The goal of this analysis is to enhance our understanding of the Breast Cancer Wisconsin dataset through Exploratory Data Analysis (EDA), advanced statistical testing, and interactive data visualization. By leveraging R packages such as ggstatsplot for visual statistics and plotly for interactivity, we aim to gain deeper insights into the differences and relationships among cellular characteristics that distinguish benign from malignant tumors.
library(tidyverse)
library(ggstatsplot)
library(plotly)
df <- read.csv("C:/Users/Nadinne/OneDrive/Desktop/Breast Cancer Wisconsin/breast-cancer-wisconsin.csv", stringsAsFactors = TRUE)
str(df)
## 'data.frame': 699 obs. of 11 variables:
## $ id : int 1000025 1002945 1015425 1016277 1017023 1017122 1018099 1018561 1033078 1033078 ...

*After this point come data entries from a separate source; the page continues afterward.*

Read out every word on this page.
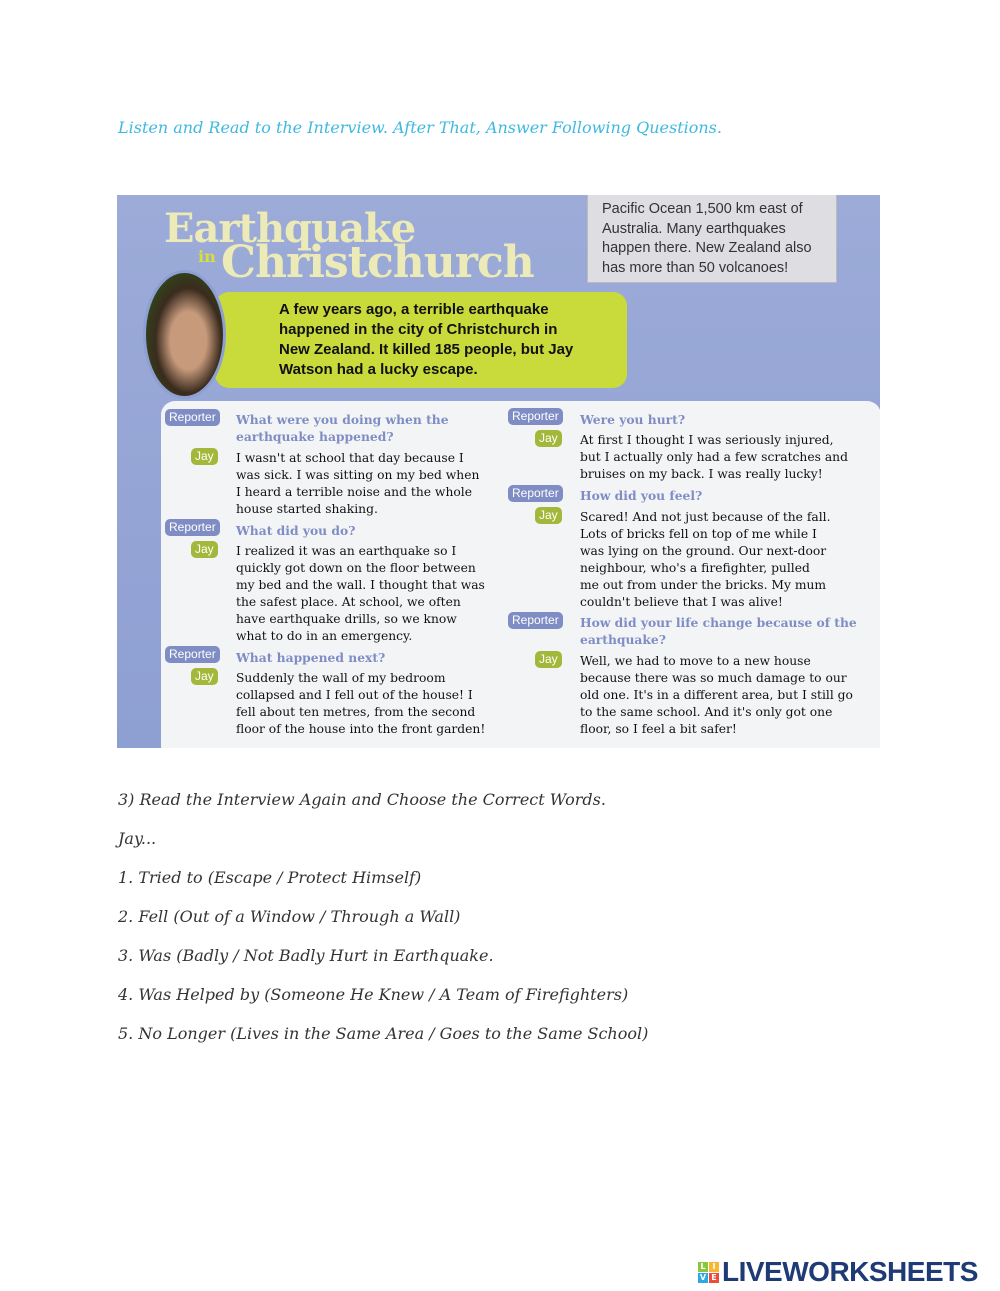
Listen and Read to the Interview. After That, Answer Following Questions.
Earthquake
in Christchurch
Pacific Ocean 1,500 km east of
Australia. Many earthquakes
happen there. New Zealand also
has more than 50 volcanoes!
A few years ago, a terrible earthquake
happened in the city of Christchurch in
New Zealand. It killed 185 people, but Jay
Watson had a lucky escape.
Reporter	What were you doing when the
earthquake happened?
Jay	I wasn't at school that day because I
was sick. I was sitting on my bed when
I heard a terrible noise and the whole
house started shaking.
Reporter	What did you do?
Jay	I realized it was an earthquake so I
quickly got down on the floor between
my bed and the wall. I thought that was
the safest place. At school, we often
have earthquake drills, so we know
what to do in an emergency.
Reporter	What happened next?
Jay	Suddenly the wall of my bedroom
collapsed and I fell out of the house! I
fell about ten metres, from the second
floor of the house into the front garden!
Reporter	Were you hurt?
Jay	At first I thought I was seriously injured,
but I actually only had a few scratches and
bruises on my back. I was really lucky!
Reporter	How did you feel?
Jay	Scared! And not just because of the fall.
Lots of bricks fell on top of me while I
was lying on the ground. Our next-door
neighbour, who's a firefighter, pulled
me out from under the bricks. My mum
couldn't believe that I was alive!
Reporter	How did your life change because of the
earthquake?
Jay	Well, we had to move to a new house
because there was so much damage to our
old one. It's in a different area, but I still go
to the same school. And it's only got one
floor, so I feel a bit safer!
3) Read the Interview Again and Choose the Correct Words.
Jay...
1. Tried to (Escape / Protect Himself)
2. Fell (Out of a Window / Through a Wall)
3. Was (Badly / Not Badly Hurt in Earthquake.
4. Was Helped by (Someone He Knew / A Team of Firefighters)
5. No Longer (Lives in the Same Area / Goes to the Same School)
L I
V E LIVEWORKSHEETS
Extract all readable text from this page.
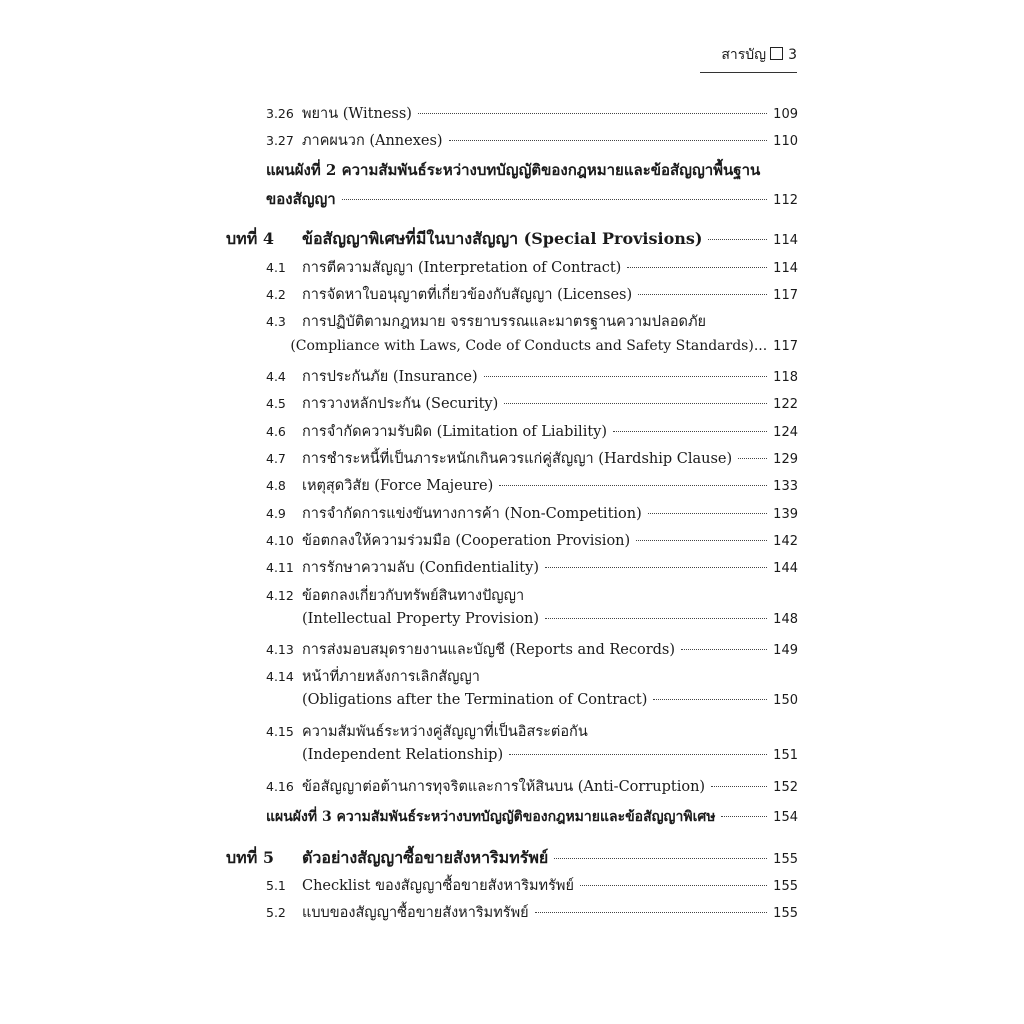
สารบัญ 3
3.26 พยาน (Witness)	109
3.27 ภาคผนวก (Annexes)	110
แผนผังที่ 2 ความสัมพันธ์ระหว่างบทบัญญัติของกฎหมายและข้อสัญญาพื้นฐาน
ของสัญญา	112
บทที่ 4	ข้อสัญญาพิเศษที่มีในบางสัญญา (Special Provisions)	114
4.1	การตีความสัญญา (Interpretation of Contract)	114
4.2	การจัดหาใบอนุญาตที่เกี่ยวข้องกับสัญญา (Licenses)	117
4.3	การปฏิบัติตามกฎหมาย จรรยาบรรณและมาตรฐานความปลอดภัย
(Compliance with Laws, Code of Conducts and Safety Standards)... 117
4.4	การประกันภัย (Insurance)	118
4.5	การวางหลักประกัน (Security)	122
4.6	การจำกัดความรับผิด (Limitation of Liability)	124
4.7	การชำระหนี้ที่เป็นภาระหนักเกินควรแก่คู่สัญญา (Hardship Clause)	129
4.8	เหตุสุดวิสัย (Force Majeure)	133
4.9	การจำกัดการแข่งขันทางการค้า (Non-Competition)	139
4.10 ข้อตกลงให้ความร่วมมือ (Cooperation Provision)	142
4.11 การรักษาความลับ (Confidentiality)	144
4.12 ข้อตกลงเกี่ยวกับทรัพย์สินทางปัญญา
(Intellectual Property Provision)	148
4.13 การส่งมอบสมุดรายงานและบัญชี (Reports and Records)	149
4.14 หน้าที่ภายหลังการเลิกสัญญา
(Obligations after the Termination of Contract)	150
4.15 ความสัมพันธ์ระหว่างคู่สัญญาที่เป็นอิสระต่อกัน
(Independent Relationship)	151
4.16 ข้อสัญญาต่อต้านการทุจริตและการให้สินบน (Anti-Corruption)	152
แผนผังที่ 3 ความสัมพันธ์ระหว่างบทบัญญัติของกฎหมายและข้อสัญญาพิเศษ	154
บทที่ 5	ตัวอย่างสัญญาซื้อขายสังหาริมทรัพย์	155
5.1	Checklist ของสัญญาซื้อขายสังหาริมทรัพย์	155
5.2	แบบของสัญญาซื้อขายสังหาริมทรัพย์	155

## $ clump_thickness : int 5 5 3 6 4 8 1 2 2 4 ...
## $ size_uniformity : int 1 4 1 8 1 10 1 1 1 2 ...
## $ shape_uniformity : int 1 4 1 8 1 10 1 2 1 1 ...
## $ marginal_adhesion: int 1 5 1 1 3 8 1 1 1 1 ...
## $ epithelial_size : int 2 7 2 3 2 7 2 2 2 2 ...
## $ bare_nucleoli : Factor w/ 11 levels "?","1","10","2",..: 2 3 4 6 2 3 3 2 2 2 ...
## $ bland_chromatin : int 3 3 3 3 3 9 3 3 1 2 ...
## $ normal_nucleoli : int 1 2 1 7 1 7 1 1 1 1 ...
## $ mitoses : int 1 1 1 1 1 1 1 1 5 1 ...
## $ class : int 2 2 2 2 2 4 2 2 2 2 ...
dim(df)
## [1] 699 11
names(df)
## [1] "id" "clump_thickness" "size_uniformity"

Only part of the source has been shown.